Zenith adspend forecasts: industry analysis

Social media is expected to claim a 13% share of global adspend this year and overtake print for the first time, according to Zenith’s latest Advertising Expenditure Forecasts. Here, industry experts digest the findings.

Hannah Mahony, Lead Social Strategist, Cheil UK

Human beings are looking down more and more, upwards focus has become an uncommon occurrence. Call it sad, or call it the evolution of the human species – whichever you choose it’s an undeniable reality that advertisers are facing more and more.

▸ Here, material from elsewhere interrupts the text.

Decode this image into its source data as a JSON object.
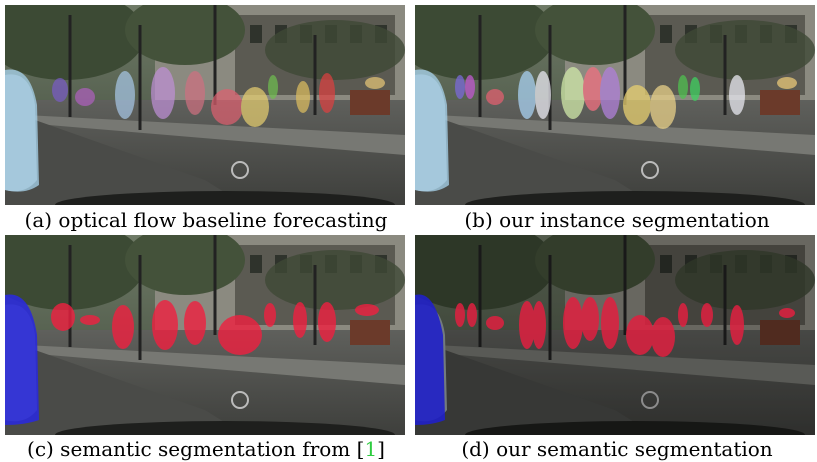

You need just observe a tube carriage at rush hour to see this in action – erratic scrolls for intermittent station WiFi coming in and out of signal – eyes down, ears plugged in and newspapers flung to the floor.

Although Zenith’s report shows social advertising’s growth is set to decline somewhat as the market matures, we advertisers will still always be beholden to the ever-changing algorithms, formats and new mediums introduced by social platforms in their long term copy-cat competitive race. Yes print competition has existed for a time, but as attention spans shorten and the demand for flashier, shinier engaging content (that will inevitably lead to eyes-on-ads) continues, it’s easy to see why print has lagged.

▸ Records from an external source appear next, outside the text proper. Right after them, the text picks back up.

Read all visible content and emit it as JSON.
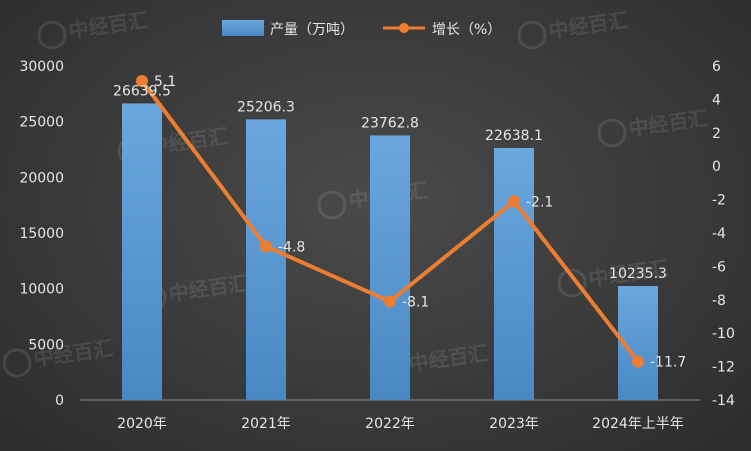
{
  "chart_data": {
    "type": "bar",
    "categories": [
      "2020年",
      "2021年",
      "2022年",
      "2023年",
      "2024年上半年"
    ],
    "series": [
      {
        "name": "产量（万吨）",
        "type": "bar",
        "axis": "left",
        "values": [
          26639.5,
          25206.3,
          23762.8,
          22638.1,
          10235.3
        ],
        "color": "#5b9bd5"
      },
      {
        "name": "增长（%）",
        "type": "line",
        "axis": "right",
        "values": [
          5.1,
          -4.8,
          -8.1,
          -2.1,
          -11.7
        ],
        "color": "#ed7d31"
      }
    ],
    "ylim_left": [
      0,
      30000
    ],
    "yticks_left": [
      "0",
      "5000",
      "10000",
      "15000",
      "20000",
      "25000",
      "30000"
    ],
    "ylim_right": [
      -14,
      6
    ],
    "yticks_right": [
      "-14",
      "-12",
      "-10",
      "-8",
      "-6",
      "-4",
      "-2",
      "0",
      "2",
      "4",
      "6"
    ],
    "bar_labels": [
      "26639.5",
      "25206.3",
      "23762.8",
      "22638.1",
      "10235.3"
    ],
    "line_labels": [
      "5.1",
      "-4.8",
      "-8.1",
      "-2.1",
      "-11.7"
    ],
    "legend_position": "top-center",
    "grid": false
  },
  "watermark": {
    "text": "中经百汇"
  },
  "colors": {
    "background": "#3a3a3a",
    "bar": "#5b9bd5",
    "line": "#ed7d31",
    "text": "#e6e6e6"
  }
}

Auto-optimisation, accurate targeting and immediate statistics for success are really the instant gratification all advertisers want and need.

Chris Donnelly, Founder & CEO, Verb Brands

No one reads the papers for the ads. And how many TV ‘viewers’ are actually boiling the kettle in the ad break? Going into 2020, with various political uncertainties casting shadows on global business, marketers are increasingly putting their spend where they can see ROI which – increasingly – is online. On one hand, it makes sense to pursue attribution, not affinity. Yet ‘building relationships’ as we euphemistically call it, can’t ignore the power of brand building. As consumers spend longer online, especially on the smaller screens of mobile, brands should ensure they’re raising their profile and getting themselves seen, as well as selling. It’s clear, and has been for years, that digital offers metrics for both.

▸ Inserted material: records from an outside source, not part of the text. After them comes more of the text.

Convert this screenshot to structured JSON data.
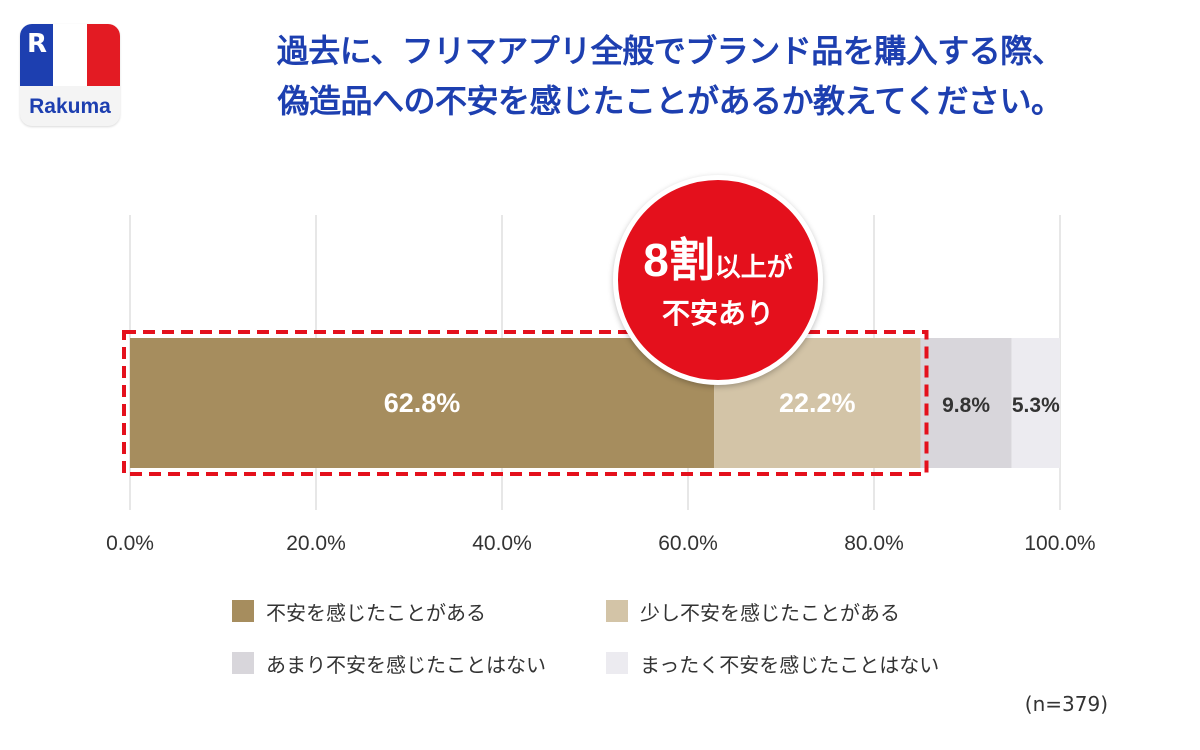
{
  "logo": {
    "mark": "R",
    "text": "Rakuma",
    "colors": {
      "blue": "#1d3fb0",
      "white": "#ffffff",
      "red": "#e31b23"
    }
  },
  "title": {
    "line1": "過去に、フリマアプリ全般でブランド品を購入する際、",
    "line2": "偽造品への不安を感じたことがあるか教えてください。"
  },
  "callout": {
    "big": "8割",
    "small": "以上が",
    "line2": "不安あり"
  },
  "sample_size": "(n=379)",
  "chart_data": {
    "type": "bar",
    "orientation": "horizontal-stacked-100",
    "xlim": [
      0,
      100
    ],
    "grid": true,
    "x_ticks": [
      "0.0%",
      "20.0%",
      "40.0%",
      "60.0%",
      "80.0%",
      "100.0%"
    ],
    "x_tick_values": [
      0,
      20,
      40,
      60,
      80,
      100
    ],
    "highlight_range": [
      0,
      85.0
    ],
    "series": [
      {
        "name": "不安を感じたことがある",
        "value": 62.8,
        "label": "62.8%",
        "color": "#a68d5e",
        "label_style": "inside"
      },
      {
        "name": "少し不安を感じたことがある",
        "value": 22.2,
        "label": "22.2%",
        "color": "#d3c4a7",
        "label_style": "inside"
      },
      {
        "name": "あまり不安を感じたことはない",
        "value": 9.8,
        "label": "9.8%",
        "color": "#d8d6db",
        "label_style": "dark"
      },
      {
        "name": "まったく不安を感じたことはない",
        "value": 5.3,
        "label": "5.3%",
        "color": "#ecebf0",
        "label_style": "dark"
      }
    ],
    "legend_position": "bottom"
  }
}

Looking to the future – despite smaller predicted spend, brands can’t expect a last click if they aren’t stimulating the first. So TV (in all forms) isn’t going anywhere soon and neither is print, but both are having to work harder to fit fully considered digital marketing strategies that match the reality of the modern, savvy, online consumer.

These new predictions won’t surprise anyone – but they should at the very least focus discussion on what matters to shoppers and when it matters to them. All else is noise.

Christian Polman, CSO, Ebiquity

Social media has been around since the early 2000s. Despite this, brands often continue to approach social media as a ‘new-shiny-thing’, leaving some of them either overinvested or not approaching this medium in a way that drives marketing effectiveness.

Brands should pay attention to how they’re activating their brand messaging by approaching it as a unique medium in their marketing armoury. In social media, the gap between what works and what doesn’t is even wider, with creativity and content – and the approach to customer experiences – playing even bigger roles in capturing attention and driving engagement. Yet many brands are still not approaching digital in a way that’s fit-for-purpose. For example, in many digital customer experiences, consumers still have to jump through far too many hoops on average to reach their desired destination, and roughly 40% of creative running on Facebook hasn’t been optimized to work in their environment.

With brand investments in social media having reached critical scale, now is a good time for brands to step back and reflect on the role of social in their overall mix, whether it’s delivering tangible business outcomes, and how to approach it in a way that drives effectiveness and tangible results. The underlying goal should be to build experiences consumers want, activated with the right creative and brand messaging, and as Raja Rajamannar of Mastercard says, to move beyond story-telling to story-making.